Lindsay Ell is sharing her life — the good, the bad, the traumatic, the healing — with the world. In her new album, Heart Theory, released on Friday, August 14, the brave singer reveals both the highs and lows of her life, including a few romantic break-ups and two separate life-altering sexual assaults, throughout the 12 tracks. While both vulnerable and deeply, deeply personal, Lindsay has never felt more ready to share her story than now.
“I’ve worked so hard on this album for the past three years, and I’m so proud of this music,” Lindsay told Everything Nash. “I just want this music to be able to be heard by the ears that need to hear it so that it can help a lot of people. That’s my prime intent of this record. I’ve been writing this record for the better part of the last three years, since my last album [The Project] came out. I was about halfway through writing it, when I realized I was writing a record in order of all of these things I’m processing right now and going through. And I thought, ‘Wouldn’t it be cool if I wrote an album in order of this process?’
“I’m such a nerd about so many things in life. I love reading up about personal development,” she continued. “I was like, ‘It would be kind of cool to write a record around the seven stages of grief. It’s just one way of articulating how we as humans process certain times of our life, from Stage One of shock, through denial, through anger, through bargaining all the way down to acceptance. It would be so cool if the first track started in shock and track 12 ended in acceptance. Fans and listeners could slowly hear me unravel through all of those stages,”
Part of the grief came from the first sexual assault, which happened when Lindsay was just 13 years old, followed by a second one when she was 21. In the song, “Make You,” which Lindsay wrote with Brandy Clark, the Canadian found the courage to speak out, after meeting other young women who had experienced unimaginable horrors in their own lives.
“My story as a little girl, I’ve never talked about that before, because I didn’t want it to be a publicity statement,” Lindsay said. “I went to this place called Youth For Tomorrow three years ago.

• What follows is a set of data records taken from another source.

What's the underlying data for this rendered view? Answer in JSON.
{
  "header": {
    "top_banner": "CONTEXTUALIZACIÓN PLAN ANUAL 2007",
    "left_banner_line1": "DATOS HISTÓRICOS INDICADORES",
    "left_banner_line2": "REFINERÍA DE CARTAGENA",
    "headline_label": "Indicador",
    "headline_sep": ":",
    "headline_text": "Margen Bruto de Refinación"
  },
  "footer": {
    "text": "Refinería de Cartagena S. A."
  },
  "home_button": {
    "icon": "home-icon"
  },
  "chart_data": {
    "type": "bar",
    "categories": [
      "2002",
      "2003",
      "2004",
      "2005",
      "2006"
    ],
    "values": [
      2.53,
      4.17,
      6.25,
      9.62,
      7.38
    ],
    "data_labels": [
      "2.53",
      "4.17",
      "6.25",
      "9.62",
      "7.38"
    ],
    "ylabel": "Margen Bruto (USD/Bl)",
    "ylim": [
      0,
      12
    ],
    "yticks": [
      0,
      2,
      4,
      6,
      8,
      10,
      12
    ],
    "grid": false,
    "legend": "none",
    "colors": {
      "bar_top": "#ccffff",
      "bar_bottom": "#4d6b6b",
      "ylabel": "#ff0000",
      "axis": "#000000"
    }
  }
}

They’re an organization that deals with kids who have just gotten into the wrong places in life, specifically kids age 12 to 18 who have been victims of sex trafficking and rape.
“I sat down in this conference room with 12 other little girls and I told them my story and I heard their stories,” she recounted. “I heard the most horrific things, like there was this 12-year-old girl sitting beside me and she’s like, ‘Lindsay. my parents sold me to a sex trafficking company when I was little.’ Here’s a 12-year-old little girl, with so much light in her eyes and in her heart, and yet she has such a horrific dark past.”
It was then that Lindsay resolved to no longer keep silent about her own assaults, even if it was uncomfortable.
“I left that campus that day, knowing that if I didn’t talk about this, if I didn’t talk about my story, I was holding back an opportunity to help other little girls like that, or little boys like that, or grown adults, because quite frankly, this happens far more than any of us want to acknowledge in life,” she remarked. “Ignorance is bliss in our society half the time. It’s a difficult thing to talk about, which is why it was difficult thing to write about. I hadn’t written about it until this point, but I just felt so empowered that now is the time.
“I feel so gifted to wake up and do what I love as a living and be able to call it a job,” she added. “But the main reason I’m doing this is so I can try to help people and stand on stage and sing words that will hopefully inspire people to fight their own battles differently, in more of a loving way.”
Heart Theory boasts an impressive list of songwriters, including Florida Georgia Line’s Tyler Hubbard on the first track, “Hits You,” and Kane Brown on the feisty “Want Me Back.”
“It’s one of my favorite things to write with other artists,” Lindsay said. “One, because we just get each other. We know the battles that each other face, but also I have so much respect for Tyler and Kane, for the careers they’ve built, and they’re incredible fathers and incredible husbands. But then to get to know them from a writer’s standpoint in the writing room, you’re like, ‘Whoa, you’re really brilliant. You’re really brilliant.’ It’s just been so cool to get to earn that even deeper level of respect. I respected them both so much, but now I even have a deeper level of respect for both of them. They’re just so smart.”
The 31-year-old has been preparing the last three years to share all of her life with her fans, which she hopes not only brings them closer to her, but brings her closer to them as well.
“I’ve gotten really vulnerable in this record, because I feel like the main way we connect to each other as human beings on this planet is by being vulnerable and being honest, and letting each other know that we are all humans who fight the same battles every day.,” Lindsay said. “They just maybe look slightly different, but we all fight the same feelings a lot of times, and, and through that, I just want to be fully honest.”
Heart Theory is available for purchase at LindsayEll.com.